As buscas pelo corpo de Dagmar Grimm Streger, de 76 anos, completaram duas semanas nesta quarta-feira (14) em um sítio na região do Rio Verde, em Bauru (SP). A operação, que reúne Polícia Civil, Corpo de Bombeiros e Secretaria de Obras do município, concentra-se em um poço desativado de aproximadamente 35 metros de profundidade localizado na propriedade da idosa, desaparecida desde o dia 19 de dezembro.
Confissão informal e prisão do casal de caseiros
O foco das escavações no poço surgiu após um casal de caseiros que morava no local confessar informalmente o crime. De acordo com o delegado Luciano Faleiro Rezende, eles relataram ter dado uma paulada na cabeça de Dagmar e, sem saber o que fazer, jogado o corpo no poço desativado. "Eles acabaram confessando que teriam matado a dona Dagmar e a jogado no poço", afirmou o delegado. No entanto, durante o depoimento formal, o casal optou por permanecer em silêncio, reservando sua manifestação para o juízo.

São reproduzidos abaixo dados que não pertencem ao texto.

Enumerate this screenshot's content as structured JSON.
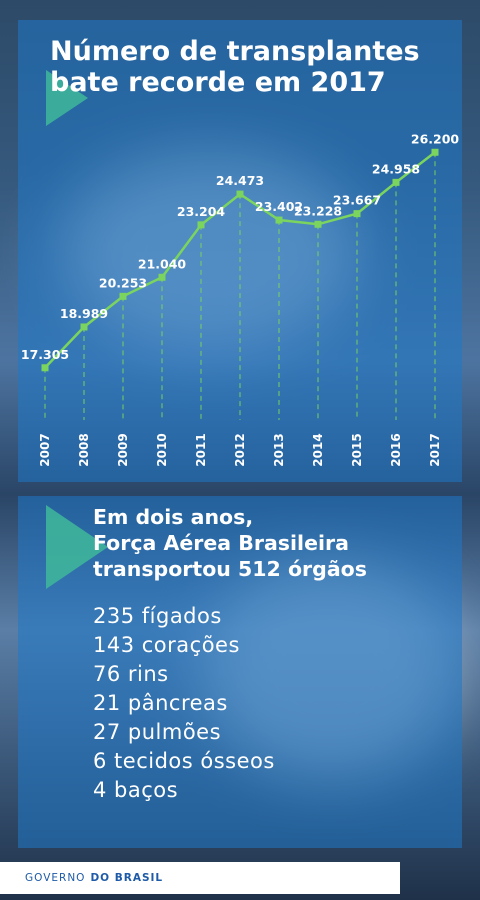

Os dois suspeitos foram detidos no dia 24 de dezembro em Salto do Itararé, no Paraná, quando tentavam trocar de veículo. Eles haviam fugido com o carro da vítima, que foi posteriormente localizado em Tatuí (SP), onde teria sido trocado por uma caminhonete.
Operação de buscas atinge marca crítica
As escavações no sítio começaram em 30 de dezembro e, até o momento, já removeram mais de 20 metros de terra do poço. Segundo o coordenador da Secretaria de Obras de Bauru, Téo Zacarias, ainda restam cerca de 15 metros de profundidade a serem escavados. O trabalho é complexo e lento, exigindo a retirada cuidadosa do material em camadas de aproximadamente 70 centímetros.

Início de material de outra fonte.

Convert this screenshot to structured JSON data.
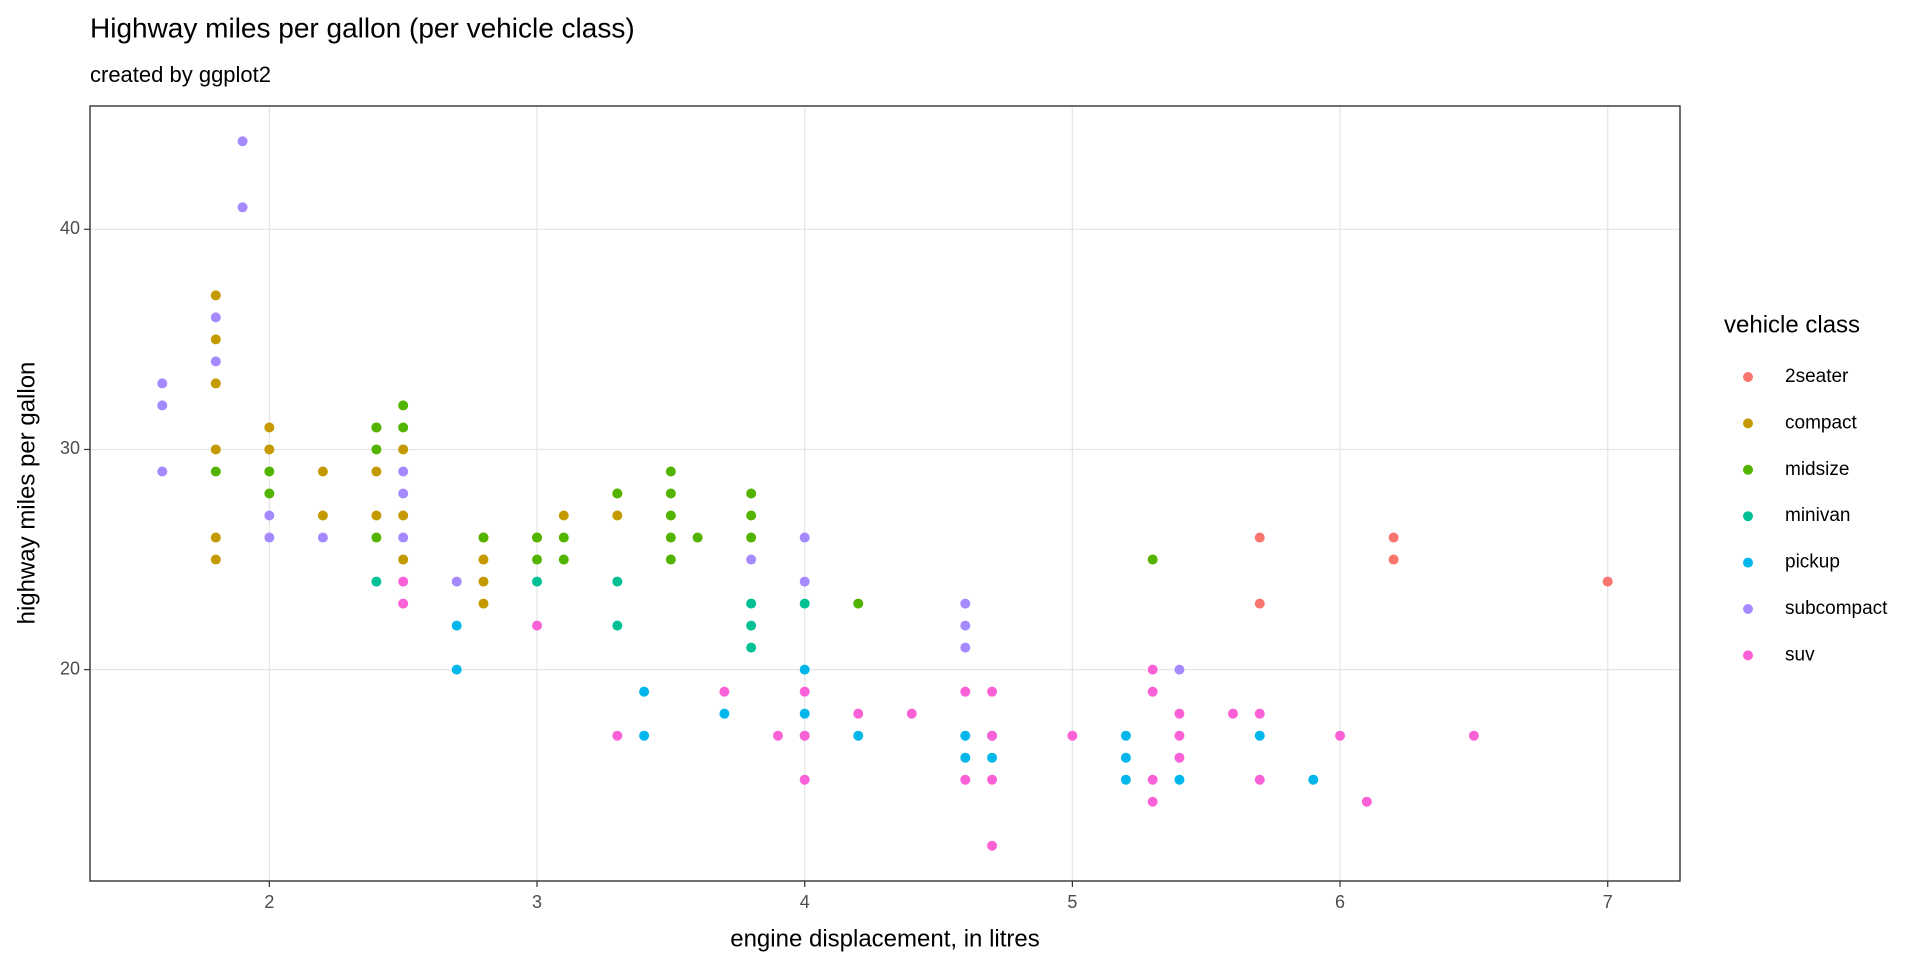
{
  "chart_data": {
    "type": "scatter",
    "title": "Highway miles per gallon (per vehicle class)",
    "subtitle": "created by ggplot2",
    "x_label": "engine displacement, in litres",
    "y_label": "highway miles per gallon",
    "legend_title": "vehicle class",
    "legend_position": "right",
    "grid": true,
    "xlim": [
      1.33,
      7.27
    ],
    "ylim": [
      10.4,
      45.6
    ],
    "xticks": [
      2,
      3,
      4,
      5,
      6,
      7
    ],
    "yticks": [
      20,
      30,
      40
    ],
    "series": [
      {
        "name": "2seater",
        "color": "#F8766D",
        "x": [
          5.7,
          5.7,
          6.2,
          6.2,
          7
        ],
        "y": [
          26,
          23,
          26,
          25,
          24
        ]
      },
      {
        "name": "compact",
        "color": "#C49A00",
        "x": [
          1.8,
          1.8,
          1.8,
          1.8,
          1.8,
          1.8,
          2,
          2,
          2.2,
          2.2,
          2.4,
          2.4,
          2.4,
          2.5,
          2.5,
          2.5,
          2.8,
          2.8,
          2.8,
          2.8,
          3,
          3.1,
          3.3,
          3.3
        ],
        "y": [
          37,
          35,
          33,
          30,
          26,
          25,
          31,
          30,
          29,
          27,
          31,
          29,
          27,
          30,
          27,
          25,
          26,
          25,
          24,
          23,
          26,
          27,
          28,
          27
        ]
      },
      {
        "name": "midsize",
        "color": "#53B400",
        "x": [
          1.8,
          2,
          2,
          2.4,
          2.4,
          2.4,
          2.5,
          2.5,
          2.8,
          3,
          3,
          3.1,
          3.1,
          3.3,
          3.5,
          3.5,
          3.5,
          3.5,
          3.5,
          3.6,
          3.8,
          3.8,
          3.8,
          4.2,
          5.3
        ],
        "y": [
          29,
          29,
          28,
          31,
          30,
          26,
          32,
          31,
          26,
          26,
          25,
          26,
          25,
          28,
          29,
          28,
          27,
          26,
          25,
          26,
          28,
          27,
          26,
          23,
          25
        ]
      },
      {
        "name": "minivan",
        "color": "#00C094",
        "x": [
          2.4,
          3,
          3.3,
          3.3,
          3.8,
          3.8,
          3.8,
          4
        ],
        "y": [
          24,
          24,
          24,
          22,
          23,
          22,
          21,
          23
        ]
      },
      {
        "name": "pickup",
        "color": "#00B6EB",
        "x": [
          2.7,
          2.7,
          3.4,
          3.4,
          3.7,
          4,
          4,
          4,
          4.2,
          4.6,
          4.6,
          4.7,
          4.7,
          5.2,
          5.2,
          5.2,
          5.4,
          5.7,
          5.9
        ],
        "y": [
          22,
          20,
          19,
          17,
          18,
          20,
          18,
          17,
          17,
          17,
          16,
          17,
          16,
          17,
          16,
          15,
          15,
          17,
          15
        ]
      },
      {
        "name": "subcompact",
        "color": "#A58AFF",
        "x": [
          1.6,
          1.6,
          1.6,
          1.8,
          1.8,
          1.9,
          1.9,
          2,
          2,
          2.2,
          2.5,
          2.5,
          2.5,
          2.7,
          3.8,
          4,
          4,
          4.6,
          4.6,
          4.6,
          5.4
        ],
        "y": [
          33,
          32,
          29,
          36,
          34,
          44,
          41,
          27,
          26,
          26,
          29,
          28,
          26,
          24,
          25,
          26,
          24,
          23,
          22,
          21,
          20
        ]
      },
      {
        "name": "suv",
        "color": "#FB61D7",
        "x": [
          2.5,
          2.5,
          3,
          3.3,
          3.7,
          3.9,
          4,
          4,
          4,
          4.2,
          4.4,
          4.6,
          4.6,
          4.7,
          4.7,
          4.7,
          4.7,
          5,
          5.3,
          5.3,
          5.3,
          5.3,
          5.4,
          5.4,
          5.4,
          5.6,
          5.7,
          5.7,
          6,
          6.1,
          6.5
        ],
        "y": [
          24,
          23,
          22,
          17,
          19,
          17,
          19,
          17,
          15,
          18,
          18,
          19,
          15,
          19,
          17,
          15,
          12,
          17,
          20,
          19,
          15,
          14,
          18,
          17,
          16,
          18,
          18,
          15,
          17,
          14,
          17
        ]
      }
    ]
  }
}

Para garantir a segurança das equipes e permitir o acesso do maquinário pesado, foi necessária a demolição da casa da idosa. A estrutura impedia a ampliação do diâmetro da abertura do poço, etapa crucial para alcançar os níveis mais profundos com segurança.
Investigação aponta motivação financeira
A Polícia Civil trabalha com a hipótese de que o crime teve motivação financeira. Dagmar mantinha uma relação de proximidade e generosidade com os caseiros. Ela havia doado um terreno para o casal, depois o recomprou e presenteou-os com um carro. A investigação agora apura se existiam dívidas dos suspeitos com a idosa.

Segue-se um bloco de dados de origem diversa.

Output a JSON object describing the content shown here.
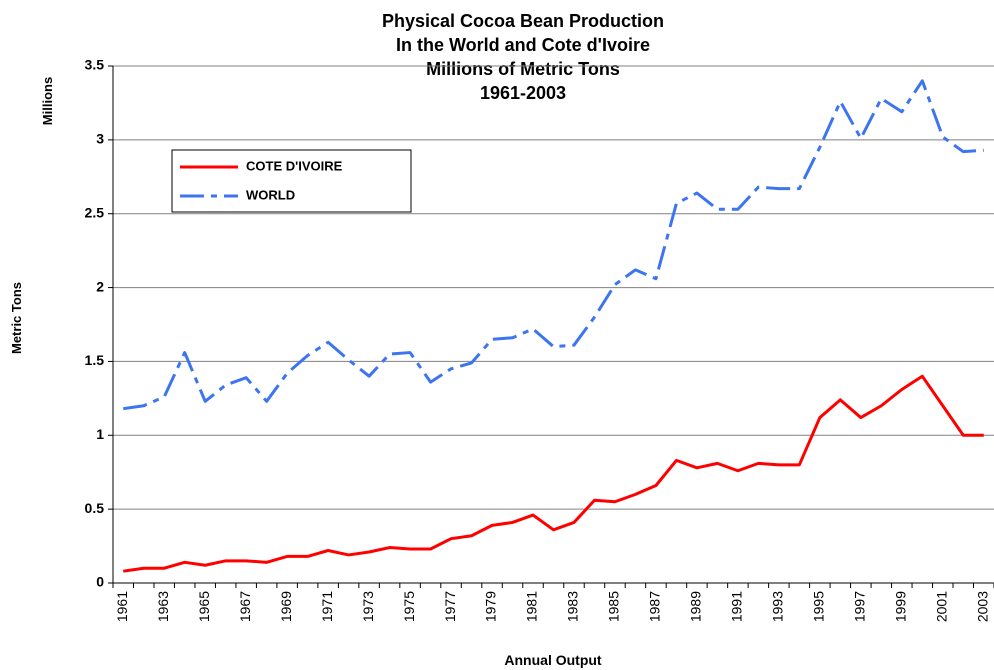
{
  "chart_data": {
    "type": "line",
    "title": [
      "Physical Cocoa Bean Production",
      "In the World and Cote d'Ivoire",
      "Millions of Metric Tons",
      "1961-2003"
    ],
    "y_unit_label": "Millions",
    "ylabel": "Metric Tons",
    "xlabel": "Annual Output",
    "categories": [
      "1961",
      null,
      "1963",
      null,
      "1965",
      null,
      "1967",
      null,
      "1969",
      null,
      "1971",
      null,
      "1973",
      null,
      "1975",
      null,
      "1977",
      null,
      "1979",
      null,
      "1981",
      null,
      "1983",
      null,
      "1985",
      null,
      "1987",
      null,
      "1989",
      null,
      "1991",
      null,
      "1993",
      null,
      "1995",
      null,
      "1997",
      null,
      "1999",
      null,
      "2001",
      null,
      "2003"
    ],
    "series": [
      {
        "name": "COTE D'IVOIRE",
        "color": "#ff0000",
        "dashed": false,
        "values": [
          0.08,
          0.1,
          0.1,
          0.14,
          0.12,
          0.15,
          0.15,
          0.14,
          0.18,
          0.18,
          0.22,
          0.19,
          0.21,
          0.24,
          0.23,
          0.23,
          0.3,
          0.32,
          0.39,
          0.41,
          0.46,
          0.36,
          0.41,
          0.56,
          0.55,
          0.6,
          0.66,
          0.83,
          0.78,
          0.81,
          0.76,
          0.81,
          0.8,
          0.8,
          1.12,
          1.24,
          1.12,
          1.2,
          1.31,
          1.4,
          1.2,
          1.0,
          1.0
        ]
      },
      {
        "name": "WORLD",
        "color": "#3d74f0",
        "dashed": true,
        "values": [
          1.18,
          1.2,
          1.26,
          1.56,
          1.23,
          1.34,
          1.39,
          1.23,
          1.42,
          1.54,
          1.63,
          1.51,
          1.4,
          1.55,
          1.56,
          1.36,
          1.45,
          1.49,
          1.65,
          1.66,
          1.72,
          1.6,
          1.61,
          1.8,
          2.02,
          2.12,
          2.06,
          2.57,
          2.64,
          2.53,
          2.53,
          2.68,
          2.67,
          2.67,
          2.95,
          3.26,
          3.01,
          3.28,
          3.19,
          3.4,
          3.02,
          2.92,
          2.93
        ]
      }
    ],
    "ylim": [
      0,
      3.5
    ],
    "yticks": [
      0,
      0.5,
      1,
      1.5,
      2,
      2.5,
      3,
      3.5
    ],
    "grid": true
  }
}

Francisco Aparecido Lopes Barbosa, amigo de Dagmar que acompanha as buscas, confirmou a relação de dependência. Ele relatou que o casal usava frequentemente o carro e os bens da idosa e que, com o tempo, a rotina de trabalho no sítio foi abandonada, deixando todos os cuidados por conta da própria Dagmar.
Até o momento, nenhum familiar da vítima se identificou perante a polícia. As buscas continuam sem previsão de término, com três máquinas da prefeitura trabalhando no local sob coordenação das autoridades.